LOS ANGELES — The Metropolitan Water District board voted today to lower its property tax rate for the six counties in the district's Southern California service area.
The board set its 2010-11 property tax rate at 0.0037 percent of a property's assessed valuation, down from 0.0043 percent in 2009-10.
The newly adopted rate means the owner of a property assessed at $100,000 would pay $3.70 a year, down from $4.30, according to the district.
Revenue from the tax assessment is used to pay off voter-approved bonds used to finance construction of water-delivery projects, including the Colorado River Aqueduct and the State Water Project. According to the MWD, property taxes account for about 5 percent of the district's roughly $1.5 billion in revenue.
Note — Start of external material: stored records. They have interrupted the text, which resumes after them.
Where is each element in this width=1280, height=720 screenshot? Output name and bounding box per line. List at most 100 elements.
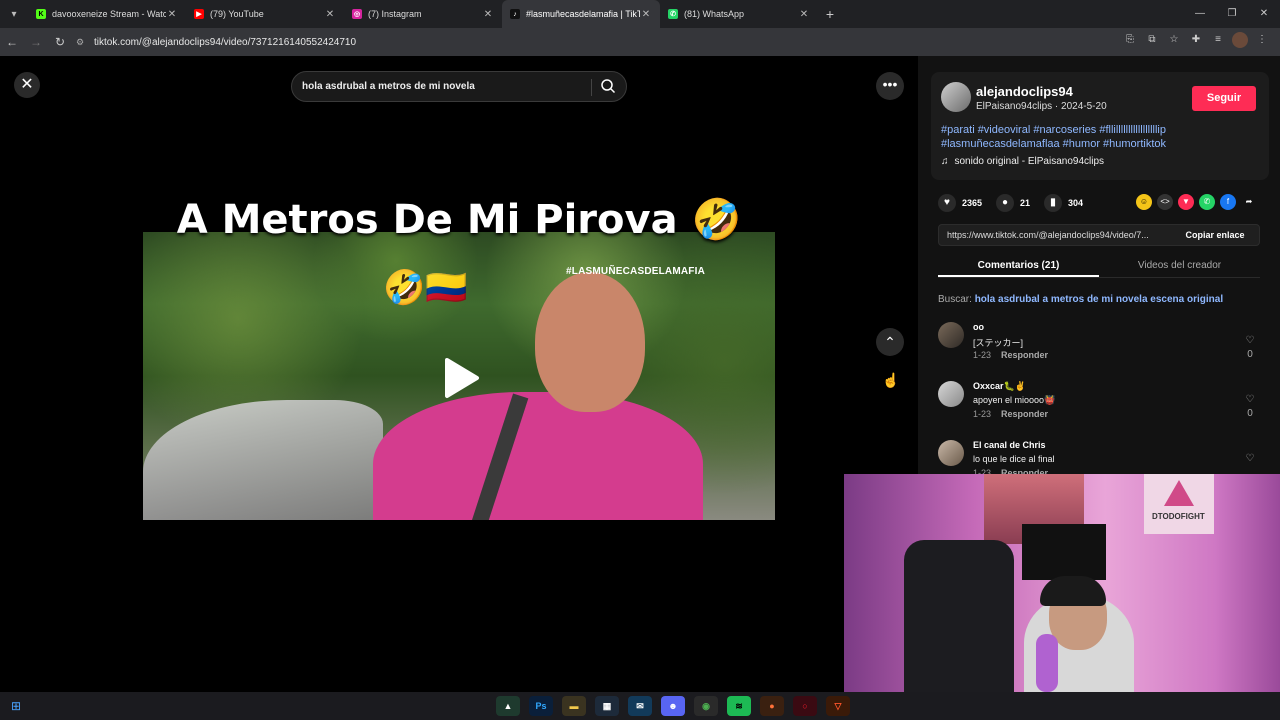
- brave-icon[interactable]: ▽: [826, 696, 850, 716]
- forward-icon[interactable]: →: [24, 35, 48, 49]
- music-note-icon: ♫: [941, 156, 949, 167]
- play-icon[interactable]: [441, 356, 481, 400]
- firefox-icon[interactable]: ●: [760, 696, 784, 716]
- taskbar-apps: ▲ Ps ▬ ▦ ✉ ☻ ◉ ≋ ● ○ ▽: [496, 696, 850, 716]
- tab-title: davooxeneize Stream - Watch L: [52, 9, 166, 19]
- share-arrow-icon[interactable]: ➦: [1241, 194, 1257, 210]
- whatsapp-share-icon[interactable]: ✆: [1199, 194, 1215, 210]
- browser-tab-youtube[interactable]: ▶ (79) YouTube ✕: [186, 0, 344, 28]
- save-button[interactable]: ▮ 304: [1044, 194, 1083, 212]
- tab-creator-videos[interactable]: Videos del creador: [1099, 256, 1260, 277]
- search-divider: [591, 79, 592, 96]
- instagram-icon: ◎: [352, 9, 362, 19]
- comment-username[interactable]: Oxxcar🐛✌: [973, 381, 1026, 392]
- minimize-icon[interactable]: —: [1184, 0, 1216, 28]
- avatar[interactable]: [938, 381, 964, 407]
- eye-triangle-icon: [1164, 480, 1194, 506]
- whatsapp-icon: ✆: [668, 9, 678, 19]
- related-search-label: Buscar:: [938, 294, 972, 305]
- share-link-field[interactable]: https://www.tiktok.com/@alejandoclips94/…: [938, 224, 1260, 246]
- creator-username[interactable]: alejandoclips94: [976, 84, 1073, 99]
- embed-icon[interactable]: <>: [1157, 194, 1173, 210]
- folder-icon[interactable]: ▬: [562, 696, 586, 716]
- send-icon[interactable]: ▼: [1178, 194, 1194, 210]
- wall-poster-eye: [1144, 474, 1214, 534]
- browser-menu-icon[interactable]: ⋮: [1254, 32, 1270, 48]
- close-tab-icon[interactable]: ✕: [482, 9, 494, 20]
- comment-username[interactable]: El canal de Chris: [973, 440, 1046, 450]
- person-head: [535, 272, 645, 412]
- avatar[interactable]: [938, 440, 964, 466]
- comment-date: 1-23: [973, 350, 992, 360]
- extension-toolbar: ⎘ ⧉ ☆ ✚ ≡ ⋮: [1122, 32, 1270, 48]
- comment-count: 21: [1020, 198, 1031, 208]
- profile-avatar-icon[interactable]: [1232, 32, 1248, 48]
- heart-outline-icon: ♡: [1245, 335, 1255, 346]
- extensions-icon[interactable]: ✚: [1188, 32, 1204, 48]
- search-input[interactable]: hola asdrubal a metros de mi novela: [291, 71, 627, 102]
- video-player[interactable]: hola asdrubal a metros de mi novela #LAS…: [141, 60, 777, 692]
- tab-search-icon[interactable]: ▾: [0, 0, 28, 28]
- reading-list-icon[interactable]: ≡: [1210, 32, 1226, 48]
- search-query-text: hola asdrubal a metros de mi novela: [302, 81, 475, 92]
- reply-button[interactable]: Responder: [1001, 350, 1048, 360]
- close-tab-icon[interactable]: ✕: [166, 9, 178, 20]
- avatar[interactable]: [941, 82, 971, 112]
- comment-username[interactable]: oo: [973, 322, 984, 332]
- save-count: 304: [1068, 198, 1084, 208]
- related-search[interactable]: Buscar: hola asdrubal a metros de mi nov…: [938, 294, 1223, 305]
- bookmark-star-icon[interactable]: ☆: [1166, 32, 1182, 48]
- browser-tab-kick[interactable]: K davooxeneize Stream - Watch L ✕: [28, 0, 186, 28]
- browser-tab-instagram[interactable]: ◎ (7) Instagram ✕: [344, 0, 502, 28]
- site-info-icon[interactable]: ⚙: [76, 37, 90, 48]
- install-app-icon[interactable]: ⧉: [1144, 32, 1160, 48]
- store-icon[interactable]: ▦: [595, 696, 619, 716]
- comment-like-button[interactable]: ♡ 0: [1240, 393, 1260, 421]
- heart-icon: ♥: [938, 194, 956, 212]
- facebook-icon[interactable]: f: [1220, 194, 1236, 210]
- back-icon[interactable]: ←: [0, 35, 24, 49]
- close-tab-icon[interactable]: ✕: [324, 9, 336, 20]
- translate-icon[interactable]: ⎘: [1122, 32, 1138, 48]
- chrome-icon[interactable]: ◉: [694, 696, 718, 716]
- follow-button[interactable]: Seguir: [1192, 86, 1256, 111]
- photoshop-icon[interactable]: Ps: [529, 696, 553, 716]
- browser-tab-whatsapp[interactable]: ✆ (81) WhatsApp ✕: [660, 0, 818, 28]
- copy-link-button[interactable]: Copiar enlace: [1171, 230, 1259, 240]
- hand-cursor-icon: ☝: [882, 372, 900, 388]
- list-item: oo [ステッカー] 1-23 Responder ♡ 0: [938, 320, 1260, 379]
- previous-video-icon[interactable]: ⌃: [876, 328, 904, 356]
- opera-icon[interactable]: ○: [793, 696, 817, 716]
- app-icon[interactable]: ▲: [496, 696, 520, 716]
- avatar[interactable]: [938, 322, 964, 348]
- comment-like-button[interactable]: ♡ 0: [1240, 334, 1260, 362]
- reply-button[interactable]: Responder: [1001, 409, 1048, 419]
- spotify-icon[interactable]: ≋: [727, 696, 751, 716]
- browser-tab-tiktok[interactable]: ♪ #lasmuñecasdelamafia | TikTok ✕: [502, 0, 660, 28]
- like-button[interactable]: ♥ 2365: [938, 194, 982, 212]
- new-tab-icon[interactable]: +: [818, 6, 842, 22]
- discord-icon[interactable]: ☻: [661, 696, 685, 716]
- related-search-query[interactable]: hola asdrubal a metros de mi novela esce…: [975, 294, 1223, 305]
- comment-like-button[interactable]: ♡: [1240, 452, 1260, 466]
- mail-icon[interactable]: ✉: [628, 696, 652, 716]
- close-tab-icon[interactable]: ✕: [798, 9, 810, 20]
- maximize-icon[interactable]: ❐: [1216, 0, 1248, 28]
- comment-button[interactable]: ● 21: [996, 194, 1030, 212]
- url-field[interactable]: ⚙ tiktok.com/@alejandoclips94/video/7371…: [76, 32, 1076, 52]
- emoji-share-icon[interactable]: ☺: [1136, 194, 1152, 210]
- comment-icon: ●: [996, 194, 1015, 212]
- windows-start-icon[interactable]: ⊞: [0, 699, 32, 713]
- reload-icon[interactable]: ↻: [48, 35, 72, 49]
- search-icon[interactable]: [600, 78, 616, 94]
- close-icon[interactable]: ✕: [14, 72, 40, 98]
- tab-comments[interactable]: Comentarios (21): [938, 256, 1099, 277]
- comment-text: [ステッカー]: [973, 338, 1024, 348]
- more-options-icon[interactable]: •••: [876, 72, 904, 100]
- sound-link[interactable]: ♫ sonido original - ElPaisano94clips: [941, 156, 1104, 167]
- video-description[interactable]: #parati #videoviral #narcoseries #fllill…: [941, 123, 1266, 151]
- gaming-chair: [904, 540, 1014, 692]
- comment-meta: 1-23 Responder: [973, 409, 1048, 419]
- close-tab-icon[interactable]: ✕: [640, 9, 652, 20]
- close-window-icon[interactable]: ✕: [1248, 0, 1280, 28]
Meanwhile, the board also approved a set of power-management policies aimed at offsetting anticipated five-fold increases in electricity costs incurred by the district to operate its water-delivery system.
"As one of the larger energy users in the state, we have an obligation to pursue policies that are consistent with the district's goals to balance long-term reliability and control costs, with the added benefit of reducing greenhouse gas emissions,'' said Timothy Brick, MWD board chairman.
As part of that effort, the board's policies include a call for renewable energy projects, including solar-power-generating projects at several of the district's water treatment plants and alternative-energy efforts for the Colorado River Aqueduct and Diamond Valley Lake.